Keskeiset käsitteet
Many large language models exhibit significant overfitting on established mathematical reasoning benchmarks, suggesting their performance may not reflect true reasoning abilities.
Tiivistelmä
The authors investigate the reasoning capabilities of large language models (LLMs) by creating a new dataset, Grade School Math 1000 (GSM1k), which is designed to mirror the style and complexity of the established GSM8k benchmark.
Key highlights:
- The authors find that several families of models, notably Mistral and Phi, show consistent overfitting across model sizes, with performance drops of up to 13% on GSM1k compared to GSM8k.
- However, the authors also find that frontier models, such as Gemini, GPT, and Claude, show minimal signs of overfitting, suggesting they have learned genuine mathematical reasoning abilities.
- Further analysis reveals a positive correlation between a model's likelihood of generating examples from GSM8k and its performance gap between GSM8k and GSM1k, suggesting that data contamination is one factor contributing to overfitting.
- Despite the overfitting observed, the authors find that even the most overfit models are still capable of solving a significant portion of the novel GSM1k problems, indicating they have learned some generalizable mathematical reasoning.
The authors conclude that while data contamination is a concern, it does not fully explain the overfitting observed, and that the frontier models have made progress in developing genuine mathematical reasoning capabilities.
Tilastot
The authors find that the worst-performing model on GSM1k compared to GSM8k shows a 13% drop in accuracy.

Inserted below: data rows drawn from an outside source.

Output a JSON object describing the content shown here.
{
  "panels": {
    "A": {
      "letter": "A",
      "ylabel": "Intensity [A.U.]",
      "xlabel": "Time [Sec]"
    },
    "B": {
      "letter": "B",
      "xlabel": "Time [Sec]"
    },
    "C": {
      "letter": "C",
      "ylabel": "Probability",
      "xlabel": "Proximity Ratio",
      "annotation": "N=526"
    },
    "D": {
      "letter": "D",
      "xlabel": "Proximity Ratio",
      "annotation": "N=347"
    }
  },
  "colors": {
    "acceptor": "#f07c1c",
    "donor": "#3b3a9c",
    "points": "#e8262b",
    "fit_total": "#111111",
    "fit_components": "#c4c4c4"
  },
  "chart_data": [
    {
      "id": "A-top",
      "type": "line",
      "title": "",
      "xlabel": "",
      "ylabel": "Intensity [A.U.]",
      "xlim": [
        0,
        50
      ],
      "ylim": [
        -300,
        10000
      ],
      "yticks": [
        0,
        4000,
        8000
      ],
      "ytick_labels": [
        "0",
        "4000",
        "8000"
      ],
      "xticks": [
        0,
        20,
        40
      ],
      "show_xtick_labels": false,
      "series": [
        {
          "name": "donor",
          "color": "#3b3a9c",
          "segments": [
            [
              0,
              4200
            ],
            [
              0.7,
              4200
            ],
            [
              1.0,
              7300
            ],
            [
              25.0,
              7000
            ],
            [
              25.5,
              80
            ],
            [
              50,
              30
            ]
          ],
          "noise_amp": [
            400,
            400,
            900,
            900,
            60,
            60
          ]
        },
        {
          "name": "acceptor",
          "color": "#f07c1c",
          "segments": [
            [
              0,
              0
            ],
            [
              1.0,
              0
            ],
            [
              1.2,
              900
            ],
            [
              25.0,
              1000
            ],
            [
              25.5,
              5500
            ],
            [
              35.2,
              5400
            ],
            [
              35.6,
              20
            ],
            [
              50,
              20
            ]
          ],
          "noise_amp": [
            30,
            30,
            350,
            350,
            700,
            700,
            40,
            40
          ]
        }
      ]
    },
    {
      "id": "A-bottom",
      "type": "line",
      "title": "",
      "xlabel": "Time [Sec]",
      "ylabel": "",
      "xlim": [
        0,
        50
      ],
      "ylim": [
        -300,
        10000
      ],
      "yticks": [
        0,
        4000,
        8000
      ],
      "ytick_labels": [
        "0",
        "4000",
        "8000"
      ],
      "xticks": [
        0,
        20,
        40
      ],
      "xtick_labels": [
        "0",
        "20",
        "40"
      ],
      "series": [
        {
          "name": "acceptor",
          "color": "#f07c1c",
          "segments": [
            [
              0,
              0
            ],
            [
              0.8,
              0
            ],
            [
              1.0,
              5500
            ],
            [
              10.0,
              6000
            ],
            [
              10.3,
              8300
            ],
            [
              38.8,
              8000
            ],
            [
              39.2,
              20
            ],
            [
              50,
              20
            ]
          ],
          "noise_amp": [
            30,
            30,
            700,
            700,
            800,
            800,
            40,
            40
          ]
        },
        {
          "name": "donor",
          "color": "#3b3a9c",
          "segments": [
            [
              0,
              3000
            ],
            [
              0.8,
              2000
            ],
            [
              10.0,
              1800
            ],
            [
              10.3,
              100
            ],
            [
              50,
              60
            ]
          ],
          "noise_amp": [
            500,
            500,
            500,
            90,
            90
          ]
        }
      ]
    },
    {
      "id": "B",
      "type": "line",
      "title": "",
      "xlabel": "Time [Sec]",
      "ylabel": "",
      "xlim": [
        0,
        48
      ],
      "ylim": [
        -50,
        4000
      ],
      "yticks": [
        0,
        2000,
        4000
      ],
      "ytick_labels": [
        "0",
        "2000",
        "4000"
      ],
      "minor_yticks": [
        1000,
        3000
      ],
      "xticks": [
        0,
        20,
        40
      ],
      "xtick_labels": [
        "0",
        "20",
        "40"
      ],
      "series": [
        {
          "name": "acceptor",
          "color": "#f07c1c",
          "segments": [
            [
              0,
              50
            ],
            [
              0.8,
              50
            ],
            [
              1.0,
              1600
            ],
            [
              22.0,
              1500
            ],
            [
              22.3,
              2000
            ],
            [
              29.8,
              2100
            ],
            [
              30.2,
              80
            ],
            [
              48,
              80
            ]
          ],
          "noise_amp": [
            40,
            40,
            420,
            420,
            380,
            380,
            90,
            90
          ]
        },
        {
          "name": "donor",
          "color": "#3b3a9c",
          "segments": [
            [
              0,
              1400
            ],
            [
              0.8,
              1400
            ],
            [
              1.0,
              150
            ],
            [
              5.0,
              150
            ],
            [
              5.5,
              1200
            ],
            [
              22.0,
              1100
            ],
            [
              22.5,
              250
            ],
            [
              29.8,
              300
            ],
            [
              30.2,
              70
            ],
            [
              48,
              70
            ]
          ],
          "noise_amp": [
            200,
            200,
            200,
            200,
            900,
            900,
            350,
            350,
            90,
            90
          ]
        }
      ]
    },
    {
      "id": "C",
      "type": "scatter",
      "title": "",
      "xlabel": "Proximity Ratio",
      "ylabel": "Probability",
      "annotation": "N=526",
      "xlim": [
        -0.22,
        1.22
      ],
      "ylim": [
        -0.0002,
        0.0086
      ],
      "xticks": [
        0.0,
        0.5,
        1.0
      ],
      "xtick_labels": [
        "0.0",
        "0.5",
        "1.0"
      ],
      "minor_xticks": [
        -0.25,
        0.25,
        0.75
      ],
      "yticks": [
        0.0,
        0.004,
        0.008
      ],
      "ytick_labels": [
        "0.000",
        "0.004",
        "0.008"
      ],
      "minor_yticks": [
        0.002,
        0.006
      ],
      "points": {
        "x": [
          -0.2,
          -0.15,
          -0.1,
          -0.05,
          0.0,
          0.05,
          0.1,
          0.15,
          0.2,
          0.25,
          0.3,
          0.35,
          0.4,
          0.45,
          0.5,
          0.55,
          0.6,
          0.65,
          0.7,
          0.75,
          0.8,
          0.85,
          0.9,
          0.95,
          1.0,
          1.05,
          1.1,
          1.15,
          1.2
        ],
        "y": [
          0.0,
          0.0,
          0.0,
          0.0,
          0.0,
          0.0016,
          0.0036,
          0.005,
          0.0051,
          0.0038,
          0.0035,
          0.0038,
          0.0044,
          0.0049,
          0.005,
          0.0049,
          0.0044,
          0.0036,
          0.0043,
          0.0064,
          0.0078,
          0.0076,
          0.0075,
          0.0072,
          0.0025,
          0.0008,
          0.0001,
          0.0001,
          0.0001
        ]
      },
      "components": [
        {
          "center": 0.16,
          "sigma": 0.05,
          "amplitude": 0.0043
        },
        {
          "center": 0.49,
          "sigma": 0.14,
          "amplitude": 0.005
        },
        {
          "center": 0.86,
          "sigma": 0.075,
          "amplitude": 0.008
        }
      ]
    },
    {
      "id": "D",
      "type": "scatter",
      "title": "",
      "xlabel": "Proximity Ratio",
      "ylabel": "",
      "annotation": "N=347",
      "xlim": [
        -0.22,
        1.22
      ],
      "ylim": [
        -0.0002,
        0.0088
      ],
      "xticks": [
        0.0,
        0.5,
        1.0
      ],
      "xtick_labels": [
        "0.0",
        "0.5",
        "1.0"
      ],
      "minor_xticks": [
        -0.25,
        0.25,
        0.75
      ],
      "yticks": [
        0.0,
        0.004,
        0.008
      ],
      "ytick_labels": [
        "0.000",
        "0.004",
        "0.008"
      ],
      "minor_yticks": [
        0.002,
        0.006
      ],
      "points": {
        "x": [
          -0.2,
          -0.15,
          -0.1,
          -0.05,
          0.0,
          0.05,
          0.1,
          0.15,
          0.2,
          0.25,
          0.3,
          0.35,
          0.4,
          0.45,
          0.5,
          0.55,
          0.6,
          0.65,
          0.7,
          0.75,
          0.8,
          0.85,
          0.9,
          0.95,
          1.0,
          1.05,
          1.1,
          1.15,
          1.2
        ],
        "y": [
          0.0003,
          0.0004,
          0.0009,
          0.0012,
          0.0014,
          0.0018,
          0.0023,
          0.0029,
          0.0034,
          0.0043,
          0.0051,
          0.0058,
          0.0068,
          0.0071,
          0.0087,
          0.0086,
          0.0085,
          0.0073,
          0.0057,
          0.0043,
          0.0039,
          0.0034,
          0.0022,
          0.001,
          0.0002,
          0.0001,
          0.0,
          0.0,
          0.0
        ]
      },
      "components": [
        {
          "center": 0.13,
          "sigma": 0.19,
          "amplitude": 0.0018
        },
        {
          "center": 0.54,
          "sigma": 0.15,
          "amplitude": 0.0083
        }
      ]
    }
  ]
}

The authors observe a Spearman's rank correlation of 0.32 between a model's probability of generating GSM8k examples and its performance gap between GSM8k and GSM1k.
Lainaukset
"Several families of models, most notably Mistral and Phi, show consistent evidence of overfitting for nearly all model versions and sizes."
"All frontier models, as well as all sizes of the Llama2 family, show minimal signs of overfitting."
"Even the most overfit models are still capable of successfully generalizing to new mathematical grade school problems, albeit occasionally at lower rates than their benchmark numbers would suggest."